We already built socialized medicine - we just made it more expensive.

Academics have pointed this out for years: Americans already finance healthcare collectively, just more inefficiently than countries with actual single-payer. Taxpayers already spend $2.35T - more than the entire GDP of Italy, the 8th largest economy in the world. That’s half the healthcare system before a single insurance premium gets paid.

Healthcare is already a collective responsibility - we just pretend it’s individual. Then make individuals pay twice: once through taxes, once through premiums.

The second thing that jumps out: look at how much flows toward the elderly.

  • While the obvious culprit is over $1T on Medicare, Nursing Homes account for $218B (split between Medicare and Medicaid) while Home Health & Hospice takes $100B. Medically speaking, old age is EXPENSIVE with the highest complications and comorbidities.

    What decision does this say aside from “care for old people”? Medicare is a collective promise - you pay in from age 22 to 65, you collect from 65 to death. And don’t forget special needs plans, which contain so much complexity and overhead for the most vulnerable of the elderly.

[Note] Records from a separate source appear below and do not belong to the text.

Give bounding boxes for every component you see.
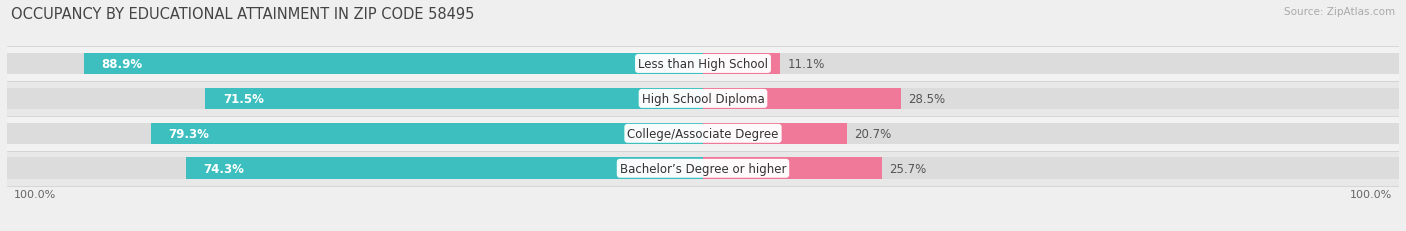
Bar <box>186 158 703 179</box>
Bar <box>703 158 882 179</box>
Text: 100.0%: 100.0% <box>14 189 56 199</box>
Bar <box>150 123 703 145</box>
Bar <box>7 158 703 179</box>
Bar <box>703 88 1399 110</box>
Bar <box>703 53 1399 75</box>
Text: Bachelor’s Degree or higher: Bachelor’s Degree or higher <box>620 162 786 175</box>
Bar <box>7 47 1399 82</box>
Text: 28.5%: 28.5% <box>908 92 945 105</box>
Text: 79.3%: 79.3% <box>169 127 209 140</box>
Bar <box>7 88 703 110</box>
Bar <box>703 123 1399 145</box>
Bar <box>703 158 1399 179</box>
Text: OCCUPANCY BY EDUCATIONAL ATTAINMENT IN ZIP CODE 58495: OCCUPANCY BY EDUCATIONAL ATTAINMENT IN Z… <box>11 7 475 22</box>
Bar <box>7 123 703 145</box>
Text: 71.5%: 71.5% <box>222 92 264 105</box>
Text: 20.7%: 20.7% <box>853 127 891 140</box>
Text: 25.7%: 25.7% <box>889 162 927 175</box>
Text: 100.0%: 100.0% <box>1350 189 1392 199</box>
Text: 74.3%: 74.3% <box>204 162 245 175</box>
Text: Source: ZipAtlas.com: Source: ZipAtlas.com <box>1284 7 1395 17</box>
Text: High School Diploma: High School Diploma <box>641 92 765 105</box>
Text: College/Associate Degree: College/Associate Degree <box>627 127 779 140</box>
Bar <box>7 82 1399 116</box>
Bar <box>84 53 703 75</box>
Bar <box>703 88 901 110</box>
Text: 11.1%: 11.1% <box>787 58 824 71</box>
Text: 88.9%: 88.9% <box>101 58 143 71</box>
Bar <box>703 123 846 145</box>
Bar <box>205 88 703 110</box>
Bar <box>7 151 1399 186</box>
Bar <box>7 116 1399 151</box>
Bar <box>7 53 703 75</box>
Text: Less than High School: Less than High School <box>638 58 768 71</box>
Bar <box>703 53 780 75</box>
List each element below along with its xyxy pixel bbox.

  • Medicaid is technically for “low-income people”, but look closer: 22% of all Medicaid spending goes to nursing homes ($188B). That’s grandma’s long-term care after she runs out of money. Germany separated long-term care into its own system. The UK has a distinct local authority. The US folded it into Medicaid and pretended it’s a poverty program. Another choice we made without admitting it: we socialize the costs of aging, but only after families go broke first.

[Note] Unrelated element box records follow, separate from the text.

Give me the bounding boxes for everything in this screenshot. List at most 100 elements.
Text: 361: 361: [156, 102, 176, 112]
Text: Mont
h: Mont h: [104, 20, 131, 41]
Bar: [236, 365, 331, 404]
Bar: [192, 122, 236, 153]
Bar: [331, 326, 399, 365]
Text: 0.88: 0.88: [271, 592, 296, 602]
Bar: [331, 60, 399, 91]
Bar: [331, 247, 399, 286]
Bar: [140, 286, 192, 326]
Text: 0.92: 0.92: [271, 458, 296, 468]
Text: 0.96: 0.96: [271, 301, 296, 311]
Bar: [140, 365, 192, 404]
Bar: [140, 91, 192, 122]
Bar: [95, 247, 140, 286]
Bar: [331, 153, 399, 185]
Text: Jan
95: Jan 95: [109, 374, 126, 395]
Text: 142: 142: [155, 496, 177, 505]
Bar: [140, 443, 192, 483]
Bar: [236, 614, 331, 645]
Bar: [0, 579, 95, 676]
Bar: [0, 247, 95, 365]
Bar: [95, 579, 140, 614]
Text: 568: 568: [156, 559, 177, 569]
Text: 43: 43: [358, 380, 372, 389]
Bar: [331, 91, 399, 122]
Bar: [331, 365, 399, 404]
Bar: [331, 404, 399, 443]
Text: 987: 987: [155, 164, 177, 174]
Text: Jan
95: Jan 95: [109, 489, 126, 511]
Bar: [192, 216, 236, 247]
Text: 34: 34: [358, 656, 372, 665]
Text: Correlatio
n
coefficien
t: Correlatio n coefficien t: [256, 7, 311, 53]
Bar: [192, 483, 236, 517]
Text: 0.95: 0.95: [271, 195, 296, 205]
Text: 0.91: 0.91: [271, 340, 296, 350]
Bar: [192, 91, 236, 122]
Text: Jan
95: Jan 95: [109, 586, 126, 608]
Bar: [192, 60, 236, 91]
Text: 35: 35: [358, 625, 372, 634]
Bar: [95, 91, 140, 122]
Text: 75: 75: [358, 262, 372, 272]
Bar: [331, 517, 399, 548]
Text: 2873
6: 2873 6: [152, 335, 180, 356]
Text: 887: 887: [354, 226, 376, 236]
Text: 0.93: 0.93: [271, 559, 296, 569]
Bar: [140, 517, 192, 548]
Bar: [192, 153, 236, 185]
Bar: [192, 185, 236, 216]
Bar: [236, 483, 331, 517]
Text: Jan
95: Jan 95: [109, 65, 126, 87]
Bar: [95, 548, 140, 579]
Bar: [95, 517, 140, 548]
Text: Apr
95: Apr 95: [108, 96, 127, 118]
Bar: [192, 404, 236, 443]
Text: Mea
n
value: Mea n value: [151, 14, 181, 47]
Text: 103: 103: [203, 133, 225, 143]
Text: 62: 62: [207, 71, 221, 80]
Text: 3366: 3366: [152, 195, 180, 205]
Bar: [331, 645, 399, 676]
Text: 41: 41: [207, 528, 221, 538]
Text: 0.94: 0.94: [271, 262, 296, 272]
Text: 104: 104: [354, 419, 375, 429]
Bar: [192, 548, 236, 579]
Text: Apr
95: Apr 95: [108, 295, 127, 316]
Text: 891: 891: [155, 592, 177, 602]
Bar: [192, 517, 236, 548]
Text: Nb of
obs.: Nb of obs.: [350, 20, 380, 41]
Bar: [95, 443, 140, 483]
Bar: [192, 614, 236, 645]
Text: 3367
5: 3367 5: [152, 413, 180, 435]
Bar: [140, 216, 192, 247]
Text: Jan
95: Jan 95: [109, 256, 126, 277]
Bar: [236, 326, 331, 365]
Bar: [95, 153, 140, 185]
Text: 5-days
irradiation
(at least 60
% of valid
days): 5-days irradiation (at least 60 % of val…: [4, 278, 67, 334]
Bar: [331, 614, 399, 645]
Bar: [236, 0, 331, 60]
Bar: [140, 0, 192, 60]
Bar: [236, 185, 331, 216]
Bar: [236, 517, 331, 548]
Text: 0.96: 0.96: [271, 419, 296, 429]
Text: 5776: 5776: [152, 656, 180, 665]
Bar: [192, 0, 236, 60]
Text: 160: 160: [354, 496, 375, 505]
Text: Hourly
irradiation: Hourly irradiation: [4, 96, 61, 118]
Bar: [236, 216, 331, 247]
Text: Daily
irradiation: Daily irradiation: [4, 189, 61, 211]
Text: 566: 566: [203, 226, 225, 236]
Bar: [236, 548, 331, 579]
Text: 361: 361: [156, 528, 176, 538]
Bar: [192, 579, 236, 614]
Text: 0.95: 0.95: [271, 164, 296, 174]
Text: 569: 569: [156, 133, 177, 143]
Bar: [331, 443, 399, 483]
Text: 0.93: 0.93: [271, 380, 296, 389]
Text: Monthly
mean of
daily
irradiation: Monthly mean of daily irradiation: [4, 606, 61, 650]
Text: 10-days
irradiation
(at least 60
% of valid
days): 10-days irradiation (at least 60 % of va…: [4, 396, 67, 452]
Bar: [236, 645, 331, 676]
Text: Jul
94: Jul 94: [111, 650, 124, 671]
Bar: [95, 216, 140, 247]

A stark contrast to Children’s Health Programs (in green). But this isn’t about whether old people deserve healthcare spending compared to our investment in children’s health. This diagram just points out that we’ve made a civil covenant to care for our elders.

The US diagram is a Rorschach test - whatever story you want to tell:

  • The $100B in public health versus $1,452B in hospital care: the tale of treatment instead of prevention.

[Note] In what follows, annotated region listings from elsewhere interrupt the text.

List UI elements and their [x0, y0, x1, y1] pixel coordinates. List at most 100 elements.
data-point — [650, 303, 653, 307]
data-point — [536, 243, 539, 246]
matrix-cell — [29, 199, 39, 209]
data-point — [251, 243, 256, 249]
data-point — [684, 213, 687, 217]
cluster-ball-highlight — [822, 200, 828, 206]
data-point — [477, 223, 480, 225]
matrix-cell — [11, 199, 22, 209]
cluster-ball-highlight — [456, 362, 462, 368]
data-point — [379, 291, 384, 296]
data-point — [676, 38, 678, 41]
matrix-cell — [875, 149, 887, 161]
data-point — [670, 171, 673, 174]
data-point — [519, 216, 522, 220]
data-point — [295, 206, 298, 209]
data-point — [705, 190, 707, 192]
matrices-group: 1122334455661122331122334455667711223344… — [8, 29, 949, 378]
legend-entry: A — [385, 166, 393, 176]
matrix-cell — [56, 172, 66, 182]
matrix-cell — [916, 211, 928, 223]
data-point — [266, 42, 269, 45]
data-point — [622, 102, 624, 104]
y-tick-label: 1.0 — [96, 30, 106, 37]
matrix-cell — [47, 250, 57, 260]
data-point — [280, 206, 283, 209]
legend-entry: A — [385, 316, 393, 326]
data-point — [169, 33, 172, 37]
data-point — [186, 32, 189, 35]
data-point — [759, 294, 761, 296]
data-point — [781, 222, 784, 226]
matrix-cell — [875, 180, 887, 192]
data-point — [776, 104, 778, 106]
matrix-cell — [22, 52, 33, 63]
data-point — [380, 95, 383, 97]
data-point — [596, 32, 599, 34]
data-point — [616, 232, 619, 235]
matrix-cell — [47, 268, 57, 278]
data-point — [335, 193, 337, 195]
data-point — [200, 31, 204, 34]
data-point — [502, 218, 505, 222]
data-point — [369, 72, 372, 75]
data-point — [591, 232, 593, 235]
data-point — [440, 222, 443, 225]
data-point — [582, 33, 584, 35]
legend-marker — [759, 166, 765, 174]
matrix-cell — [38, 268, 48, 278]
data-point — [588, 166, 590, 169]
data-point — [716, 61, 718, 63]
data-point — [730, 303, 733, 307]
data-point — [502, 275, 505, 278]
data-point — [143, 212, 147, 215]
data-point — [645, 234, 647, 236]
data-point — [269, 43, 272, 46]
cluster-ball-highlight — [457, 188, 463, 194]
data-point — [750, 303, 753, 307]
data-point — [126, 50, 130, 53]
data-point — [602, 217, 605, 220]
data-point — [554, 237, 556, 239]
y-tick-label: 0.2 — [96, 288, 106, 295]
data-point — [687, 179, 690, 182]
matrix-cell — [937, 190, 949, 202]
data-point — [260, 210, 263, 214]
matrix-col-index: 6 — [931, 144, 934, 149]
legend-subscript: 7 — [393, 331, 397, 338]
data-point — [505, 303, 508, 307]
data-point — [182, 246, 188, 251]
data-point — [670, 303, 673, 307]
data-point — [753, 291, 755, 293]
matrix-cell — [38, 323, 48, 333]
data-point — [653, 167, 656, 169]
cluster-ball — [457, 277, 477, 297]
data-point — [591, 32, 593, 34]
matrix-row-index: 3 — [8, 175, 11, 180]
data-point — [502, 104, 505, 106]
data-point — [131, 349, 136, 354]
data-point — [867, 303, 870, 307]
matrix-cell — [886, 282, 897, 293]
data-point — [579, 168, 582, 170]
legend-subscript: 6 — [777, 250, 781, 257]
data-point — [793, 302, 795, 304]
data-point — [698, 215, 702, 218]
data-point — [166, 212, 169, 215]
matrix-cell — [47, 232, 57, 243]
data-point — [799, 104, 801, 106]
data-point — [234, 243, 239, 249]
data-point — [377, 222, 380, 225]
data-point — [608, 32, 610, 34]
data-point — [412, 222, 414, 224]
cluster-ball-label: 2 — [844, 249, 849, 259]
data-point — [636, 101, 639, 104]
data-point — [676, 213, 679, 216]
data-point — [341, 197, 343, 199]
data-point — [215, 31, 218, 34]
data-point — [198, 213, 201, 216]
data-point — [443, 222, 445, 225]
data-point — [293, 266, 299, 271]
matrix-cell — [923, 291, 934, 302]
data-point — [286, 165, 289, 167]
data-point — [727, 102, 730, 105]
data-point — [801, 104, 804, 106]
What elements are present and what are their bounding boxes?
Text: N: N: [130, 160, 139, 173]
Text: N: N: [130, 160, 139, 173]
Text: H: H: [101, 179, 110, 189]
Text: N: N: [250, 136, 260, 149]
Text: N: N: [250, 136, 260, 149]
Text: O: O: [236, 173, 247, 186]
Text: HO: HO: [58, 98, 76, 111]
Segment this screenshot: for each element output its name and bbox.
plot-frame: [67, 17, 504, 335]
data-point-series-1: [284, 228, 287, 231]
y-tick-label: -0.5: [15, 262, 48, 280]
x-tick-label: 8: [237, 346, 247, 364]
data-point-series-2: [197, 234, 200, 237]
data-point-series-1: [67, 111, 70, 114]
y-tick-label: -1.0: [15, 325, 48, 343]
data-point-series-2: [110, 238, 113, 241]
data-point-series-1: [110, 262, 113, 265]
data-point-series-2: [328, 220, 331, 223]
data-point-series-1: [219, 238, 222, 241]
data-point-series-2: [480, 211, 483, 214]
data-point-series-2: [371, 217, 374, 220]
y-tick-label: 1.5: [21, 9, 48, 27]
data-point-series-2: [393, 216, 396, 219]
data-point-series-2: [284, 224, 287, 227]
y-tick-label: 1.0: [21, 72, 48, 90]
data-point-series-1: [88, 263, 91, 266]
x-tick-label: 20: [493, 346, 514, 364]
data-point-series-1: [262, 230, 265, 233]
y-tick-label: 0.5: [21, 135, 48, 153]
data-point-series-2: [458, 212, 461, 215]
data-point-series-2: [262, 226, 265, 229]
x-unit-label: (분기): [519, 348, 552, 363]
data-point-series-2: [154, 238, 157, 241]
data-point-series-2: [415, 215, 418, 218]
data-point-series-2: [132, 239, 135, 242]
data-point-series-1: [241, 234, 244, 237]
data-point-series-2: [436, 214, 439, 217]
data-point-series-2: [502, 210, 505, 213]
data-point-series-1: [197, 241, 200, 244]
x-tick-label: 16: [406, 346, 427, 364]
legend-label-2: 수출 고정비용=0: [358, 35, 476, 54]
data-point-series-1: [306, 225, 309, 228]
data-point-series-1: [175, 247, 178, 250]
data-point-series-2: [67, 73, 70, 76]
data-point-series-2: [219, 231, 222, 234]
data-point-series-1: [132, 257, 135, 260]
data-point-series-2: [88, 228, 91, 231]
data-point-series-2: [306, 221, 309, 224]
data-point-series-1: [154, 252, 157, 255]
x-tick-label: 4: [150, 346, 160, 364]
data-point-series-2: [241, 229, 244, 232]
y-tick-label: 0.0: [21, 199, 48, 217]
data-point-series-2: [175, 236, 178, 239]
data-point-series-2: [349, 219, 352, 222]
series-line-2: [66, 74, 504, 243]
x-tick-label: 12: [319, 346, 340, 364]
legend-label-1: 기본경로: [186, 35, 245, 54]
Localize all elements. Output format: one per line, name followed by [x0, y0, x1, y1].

  • The $120B in children’s health versus $1,000B in Medicare: how we repair old age instead of investing in youth.

  • The $441B in prescription drugs - the story of incentivizing American innovation over price controls.

  • And the administrative complexity at every handoff…

The question isn’t whether these choices are right or wrong. The question is: do we even know what we chose?

When we say “just fix healthcare,” this monstrous chart shows the problem. You can’t “just expand Medicare” - Medicare is already funded by four different sources. You can’t “just cut insurance middlemen” - employer plans flow $1T+ to care. Every fix redirects one river while missing the ecosystem.

The UK built a system that moves money from taxpayers to services. Germany built a system that moves money from employers and employees to services.

We built a system that costs everyone, everything, everywhere - and we’re still arguing about whether healthcare is a right, an earned benefit, or a market commodity.

I spent weeks mapping this diagram. Actually taking away parts? That’s choosing who loses coverage, whose job disappears, which hospital closes.

The chart isn’t simply dollars flowing through programs - it tells a story of how we support each other. Whether money goes to your trusted doctor, to hospitals that save you when you’re gravely ill, to nursing homes where our elders age with dignity, to invest in programs that keep our children - and our futures - healthy.

This is American ambivalence about what we owe each other. It’s not just a creature to be fixed. It’s 330 million people living inside the creature we created.

Ernst Haeckel drew his creatures to reveal nature’s hidden order. This diagram reveals our hidden disorder - or perhaps, a different kind of order than we admitted we were building. The question isn’t whether this creature is beautiful or monstrous.

The question is: now that we see what we made, what do we want to do about it?